В нашем «Телятнике» жарко. Человек тридцать зуавов. Они все время пьют красное вино. Каждые четверть часа навстречу нам ползет воинский поезд — солдаты, высунувшись из вагонов, что-то кричат. На станциях толпы уезжающих. Проводы. Нашим зуавам подают все новые бутылки. Мы ползем тихо, и паровоз заунывно стонет. На перронах, на насыпях, у шлагбаумов стоят заплаканные женщины и машут платочками. Кто-то написал мелом на нашем вагоне: «Train de plaisir pour Berlin», но никому не весело. Пьют и поют: «Мариетта, Мариетта»… Ошалевшие от вина, от жары, от крика, не знают, не думают, не помнят. Война? Берлин? Смерть?.. Чорт возьми, еще литр! Только бы не думать. «Мариетта! Маленькая Мариетта!»… А злое, беспощадное солнце льет тяжелый зной.

В Париже смятение. Весь город на вокзалах. Бумажные флаги и бравурные песни, и шутки через силу, и слезы. Закрыты магазины. В восемь запирают кафе. Кто еще может торговать, работать, веселиться? Вот плачет старушка мать: «Обоих, обоих…»

Из-за угла внезапно выходит батальон. Куда? Конечно, туда, на восток. Еще не кровь на штыках, только яркие астры. «Allons enfants de la Patrie». Кто-то в подъезде стонет: «Луи, мой Луи». Кричат газетчики: «Победа». Жизнь кончилась, и все, что было «до», — далеко позади. Я спрашиваю товарища художника, который завтра уезжает в Бельфор: «Где вы оставляете ваши работы?» Он глядит на меня далекими, невидящими глазами: «Работы? Да не все ли равно»…

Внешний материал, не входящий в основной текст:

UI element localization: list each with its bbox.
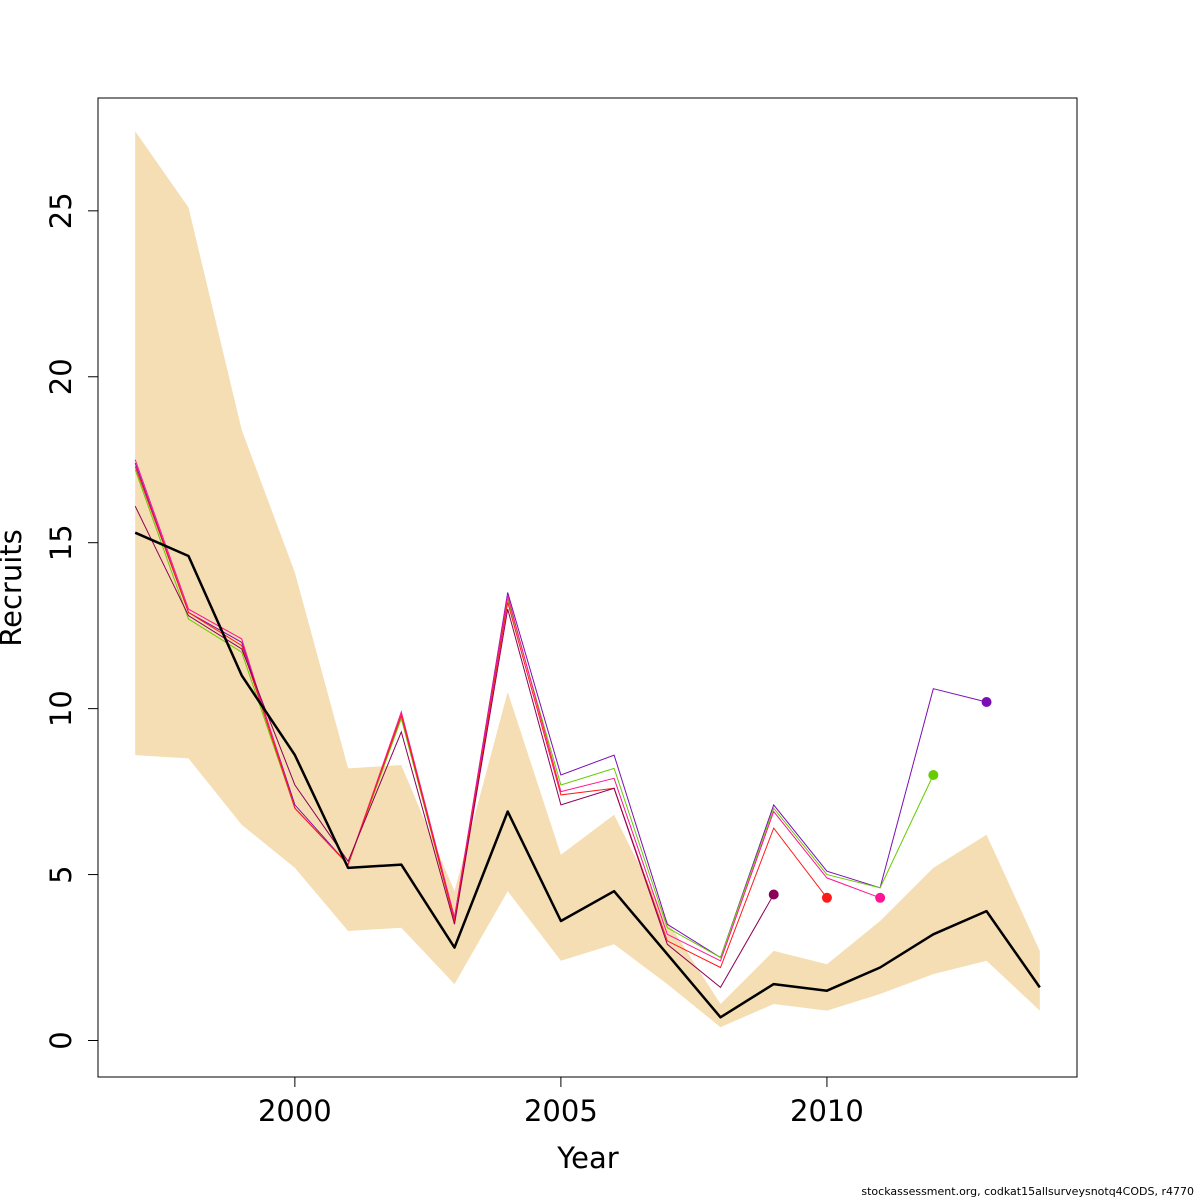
x-tick-label-2000: 2000 [258, 1094, 332, 1128]
main-estimate-layer [134, 531, 1041, 1019]
y-tick-label-25: 25 [44, 192, 78, 229]
axis-layer: 2000 2005 2010 0 5 10 15 20 25 [44, 192, 864, 1128]
plot-frame [97, 97, 1078, 1078]
y-tick-label-0: 0 [44, 1031, 78, 1049]
retro-series-endpoint-5 [768, 889, 779, 900]
y-tick-label-15: 15 [44, 524, 78, 561]
confidence-band-layer [135, 131, 1040, 1028]
x-tick-label-2005: 2005 [524, 1094, 598, 1128]
retro-series-endpoint-4 [821, 892, 832, 903]
retro-series-endpoint-1 [981, 696, 992, 707]
y-axis-title: Recruits [0, 529, 28, 646]
main-estimate-line [134, 531, 1041, 1019]
y-tick-label-5: 5 [44, 865, 78, 883]
y-tick-label-10: 10 [44, 690, 78, 727]
retro-series-layer [134, 459, 992, 989]
x-axis-title: Year [556, 1141, 618, 1175]
retro-series-line-5 [134, 505, 775, 989]
footer-credit: stockassessment.org, codkat15allsurveysn… [861, 1185, 1194, 1198]
y-tick-label-20: 20 [44, 358, 78, 395]
x-tick-label-2010: 2010 [790, 1094, 864, 1128]
retro-series-endpoint-3 [875, 892, 886, 903]
retro-series-endpoint-2 [928, 770, 939, 781]
confidence-band [135, 131, 1040, 1028]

Это — было, а все, что было, теперь кажется ненужным и смешным. Может быть, мы не жили раньше? А может быть, не живем теперь? «Убейте, убейте!».. На углу молоденький офицер прощается с женщиной в черном. Она долго, безнадежно его обнимает. Я слышу его слова, восторженные и нежные:

— Какая радость!

Ночь.

III

Те, что остались, первые недели жили особенной жизнью. Всем казалось, что они не то на вокзале ждут невидимого поезда, не то над изголовьем, — выживет? Умрет? Томились — от утренних телеграмм до вечерних. Забросили обычные дела, писали письма, втыкали флажки в карты и ждали, ждали… Когда появились первые раненые — увидев их, прохожие останавливались. Прерванный спор. Недосказанная шутка. Ночью тревожно дремали, как будто прислушиваясь к раскатам грома, доходившим «оттуда». Стояли жаркие, душные дни. Как всегда, всходило и заходило солнце. Шли быстрые недели. Но люди тосковали.

Как это случилось? Как катастрофа стала обычным состоянием, смерть незаметной, убийство повседневным делом, война буднями? День за днем опадают листья и тает снег, но люди вдруг замечают оттаявшую землю или обнаженный сад. День за днем привыкали к войне, а привыкнув, изумлялись. Война? Да, да, но пора на службу, сегодня надо составить прелюбопытный доклад. Гастона убили? Какой ужас!.. А мы сегодня идем в «Буфф» на новое обозрение. Вернулись к обычным делам, к старым забавам. Правда, все было слегка отравлено дуновением ветерка, долетавшего с Марны или с Эн; правда, что-то навеки умерло второго августа во всех сердцах. Но быстро отстоялся новый быт, «военный», с правильно распределенными днями, со своими заботами и утехами. Жизнь победила.

IV

Одни ушли, другие остались. Одни ее видели, другие о ней читали в газете. Одни никогда не поймут других.